Helichrysum leucopsideum, commonly known as satin everlasting, is a flowering, perennial herb in the family Asteraceae. It is grows in all states of Australia except Queensland and the Northern Territory. It has white, terminal flower heads and narrow, woolly leaves.

==Description==
Helichrysum leucopsideum is an upright, spreading perennial herb 15-50 cm high, stems with occasional or thickly woolly glandular hairs. The leaves are narrowly oblong to linear, 1.5-5 cm long, 1-10 mm wide, blunt to acute and ending with a sharp point. The upper surface green, rough, hairless or with a few scattered glandular hairs. The lower surface grey or white, densely woolly and the margins rolled under or wavy.
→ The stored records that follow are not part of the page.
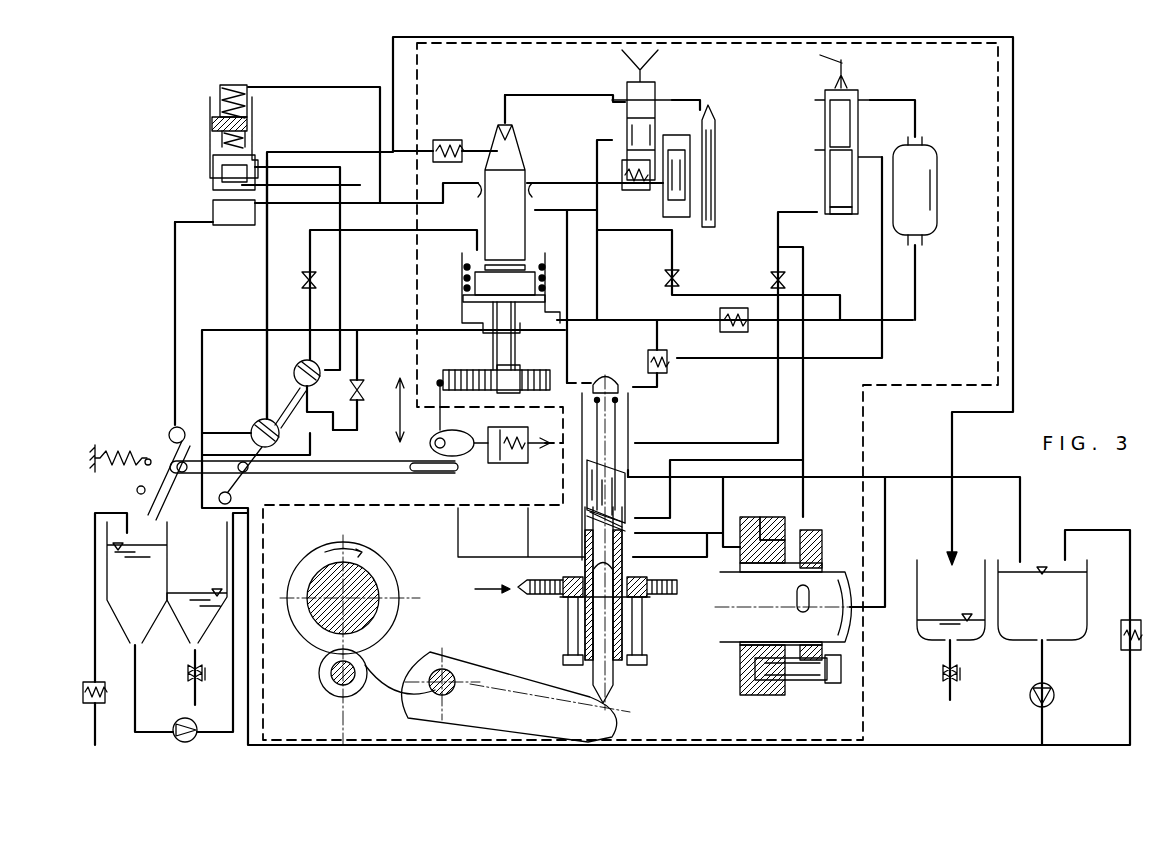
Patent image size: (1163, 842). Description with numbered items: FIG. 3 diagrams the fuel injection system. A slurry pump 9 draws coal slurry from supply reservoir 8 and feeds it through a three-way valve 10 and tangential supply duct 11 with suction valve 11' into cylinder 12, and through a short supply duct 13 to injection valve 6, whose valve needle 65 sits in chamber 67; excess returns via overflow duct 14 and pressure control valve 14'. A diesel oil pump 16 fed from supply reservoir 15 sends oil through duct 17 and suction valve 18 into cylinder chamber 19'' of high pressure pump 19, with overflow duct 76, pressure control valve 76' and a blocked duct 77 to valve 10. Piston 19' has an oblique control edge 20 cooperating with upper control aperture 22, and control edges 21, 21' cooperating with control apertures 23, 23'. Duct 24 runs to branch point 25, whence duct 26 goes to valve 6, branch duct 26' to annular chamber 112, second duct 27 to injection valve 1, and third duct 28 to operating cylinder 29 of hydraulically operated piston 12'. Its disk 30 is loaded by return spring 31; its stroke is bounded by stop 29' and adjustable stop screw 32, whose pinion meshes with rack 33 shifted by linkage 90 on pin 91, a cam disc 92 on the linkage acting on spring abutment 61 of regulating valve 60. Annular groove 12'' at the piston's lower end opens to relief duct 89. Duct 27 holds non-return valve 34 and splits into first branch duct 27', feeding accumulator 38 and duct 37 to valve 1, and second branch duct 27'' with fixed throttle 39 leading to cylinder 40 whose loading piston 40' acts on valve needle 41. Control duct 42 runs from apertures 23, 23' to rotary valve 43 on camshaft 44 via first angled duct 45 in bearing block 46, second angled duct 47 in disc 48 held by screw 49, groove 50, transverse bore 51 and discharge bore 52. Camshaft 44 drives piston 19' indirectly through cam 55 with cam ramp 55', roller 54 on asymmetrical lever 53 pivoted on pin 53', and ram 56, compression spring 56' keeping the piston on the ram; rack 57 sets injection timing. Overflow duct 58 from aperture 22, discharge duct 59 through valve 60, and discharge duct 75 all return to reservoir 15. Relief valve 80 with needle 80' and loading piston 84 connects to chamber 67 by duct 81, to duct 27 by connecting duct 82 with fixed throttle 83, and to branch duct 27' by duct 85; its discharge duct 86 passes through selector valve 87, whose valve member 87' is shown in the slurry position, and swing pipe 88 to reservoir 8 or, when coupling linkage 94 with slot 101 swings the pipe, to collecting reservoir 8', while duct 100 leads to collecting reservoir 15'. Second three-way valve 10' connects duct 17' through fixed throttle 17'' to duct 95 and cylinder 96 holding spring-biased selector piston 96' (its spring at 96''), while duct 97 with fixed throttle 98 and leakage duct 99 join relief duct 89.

The injection valve 1 is at (850, 80).
The injection valve 6 is at (628, 84).
The supply reservoir 8 is at (135, 586).
The collecting reservoir 8' is at (197, 613).
The slurry pump 9 is at (178, 722).
The three-way valve 10 is at (262, 432).
The second three-way valve 10' is at (304, 385).
The supply duct 11 is at (246, 289).
The suction valve 11' is at (445, 130).
The cylinder 12 is at (519, 182).
The hydraulically operated piston 12' is at (507, 194).
The annular groove 12'' is at (508, 246).
The supply duct 13 is at (522, 96).
The overflow duct 14 is at (92, 629).
The pressure control valve 14' is at (108, 713).
The supply reservoir 15 is at (1064, 652).
The collecting reservoir 15' is at (930, 630).
The diesel oil pump 16 is at (1055, 696).
The duct 17 is at (665, 515).
The duct 17' is at (336, 441).
The fixed throttle 17'' is at (357, 386).
The suction valve 18 is at (668, 356).
The high pressure pump 19 is at (644, 542).
The piston 19' is at (581, 583).
The cylinder chamber 19'' is at (615, 374).
The oblique control edge 20 is at (610, 470).
The upper control edge 21 is at (624, 509).
The lower control edge 21' is at (561, 517).
The upper control aperture 22 is at (635, 472).
The central control aperture 23 is at (679, 505).
The lower control aperture 23' is at (670, 545).
The duct 24 is at (565, 382).
The branch point 25 is at (568, 320).
The duct 26 is at (603, 265).
The branch duct 26' is at (566, 195).
The second duct 27 is at (735, 306).
The first branch duct 27' is at (830, 334).
The second branch duct 27'' is at (726, 327).
The third duct 28 is at (568, 315).
The operating cylinder 29 is at (494, 306).
The stop 29' is at (455, 252).
The disk 30 is at (465, 305).
The return spring 31 is at (465, 288).
The adjustable stop screw 32 is at (517, 353).
The rack 33 is at (528, 392).
The non-return valve 34 is at (722, 332).
The duct 37 is at (918, 120).
The accumulator 38 is at (932, 212).
The fixed throttle 39 is at (770, 274).
The cylinder 40 is at (822, 153).
The loading piston 40' is at (851, 228).
The valve needle 41 is at (860, 95).
The control duct 42 is at (800, 282).
The rotary valve 43 is at (828, 530).
The camshaft 44 is at (325, 616).
The first angled duct 45 is at (748, 520).
The bearing block 46 is at (748, 695).
The second angled duct 47 is at (822, 556).
The disc 48 is at (795, 530).
The screw 49 is at (800, 685).
The groove 50 is at (795, 598).
The transverse bore 51 is at (803, 612).
The discharge bore 52 is at (720, 628).
The asymmetrical lever 53 is at (516, 695).
The pin 53' is at (387, 716).
The roller 54 is at (320, 690).
The cam 55 is at (373, 640).
The cam ramp 55' is at (400, 657).
The ram 56 is at (631, 633).
The compression spring 56' is at (660, 388).
The rack 57 is at (537, 600).
The overflow duct 58 is at (675, 470).
The discharge duct 59 is at (528, 512).
The regulating valve 60 is at (532, 462).
The spring abutment 61 is at (503, 463).
The valve needle 65 is at (660, 88).
The chamber 67 is at (625, 108).
The discharge duct 75 is at (597, 157).
The overflow duct 76 is at (1113, 719).
The pressure control valve 76' is at (1116, 647).
The duct 77 is at (212, 428).
The relief valve 80 is at (738, 165).
The needle 80' is at (746, 149).
The duct 81 is at (700, 90).
The connecting duct 82 is at (690, 185).
The fixed throttle 83 is at (668, 292).
The loading piston 84 is at (716, 200).
The duct 85 is at (680, 284).
The discharge duct 86 is at (320, 200).
The selector valve 87 is at (307, 204).
The valve piston 87' is at (209, 172).
The swing pipe 88 is at (165, 448).
The relief duct 89 is at (640, 232).
The linkage 90 is at (440, 435).
The pin 91 is at (452, 430).
The cam disc 92 is at (465, 460).
The coupling linkage 94 is at (325, 468).
The duct 95 is at (340, 280).
The cylinder 96 is at (213, 137).
The selector piston 96' is at (259, 119).
The spring 96'' is at (207, 101).
The duct 97 is at (310, 238).
The fixed throttle 98 is at (308, 290).
The leakage duct 99 is at (283, 86).
The duct 100 is at (360, 185).
The slot 101 is at (418, 500).
The annular chamber 112 is at (478, 205).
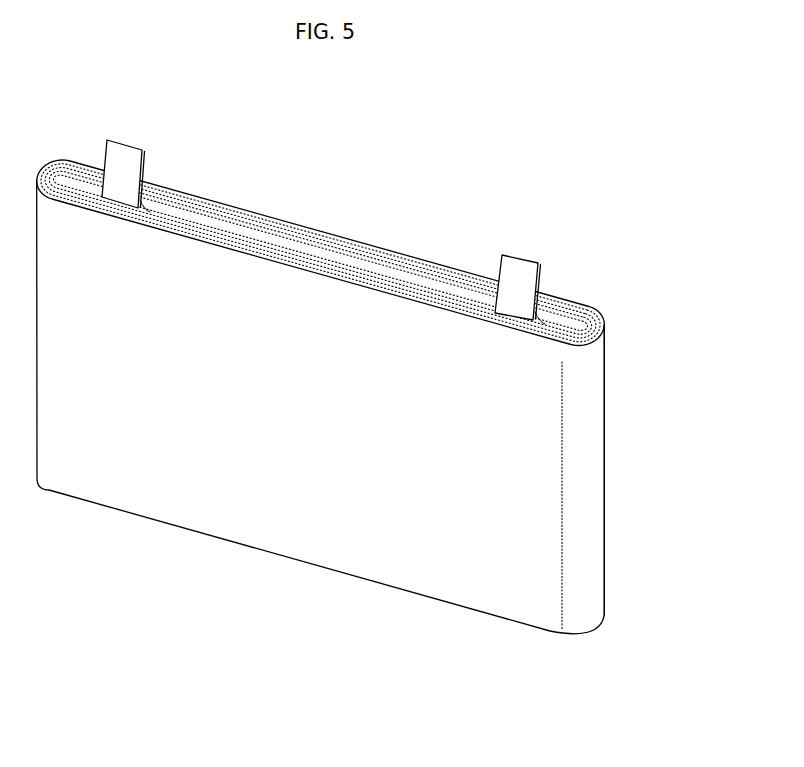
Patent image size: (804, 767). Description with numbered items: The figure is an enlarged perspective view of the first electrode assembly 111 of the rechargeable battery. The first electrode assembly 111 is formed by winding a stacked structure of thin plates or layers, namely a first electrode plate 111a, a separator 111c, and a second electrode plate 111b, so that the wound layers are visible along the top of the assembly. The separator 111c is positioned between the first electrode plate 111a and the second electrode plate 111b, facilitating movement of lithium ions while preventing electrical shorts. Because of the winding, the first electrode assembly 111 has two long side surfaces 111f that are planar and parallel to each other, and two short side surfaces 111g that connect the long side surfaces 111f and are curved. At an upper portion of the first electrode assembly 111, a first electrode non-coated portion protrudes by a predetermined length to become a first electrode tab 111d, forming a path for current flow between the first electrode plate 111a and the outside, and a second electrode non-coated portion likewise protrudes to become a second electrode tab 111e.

The flower heads are mostly single or 2-3 in corymbs, 2-3.5 cm in diameter and the bracts are arranged in rows of about 10, white, sometimes pinkish in bud, wooly toward the base, folding back toward the stem as the flower matures, florets are yellow and numerous. Flowering occurs mostly in spring and summer and the fruit is cypsela 2-3 mm long, smooth, brown and bristly.

==Taxonomy and naming==
Helichrysum leucopsideum was first formally described in 1838 by Augustin Pyramus de Candolle and the description was published in Prodromus Systematis Naturalis Regni Vegetabilis. The specific epithet (leucopsideum) refers to the white bracts surrounding the disc florets.

==Distribution and habitat==
Satin everlasting grows in a variety of habitats including sand, open forests, coastal scrub to sub-alpine locations in Western Australia, South Australia, Victoria, Tasmania and New South Wales.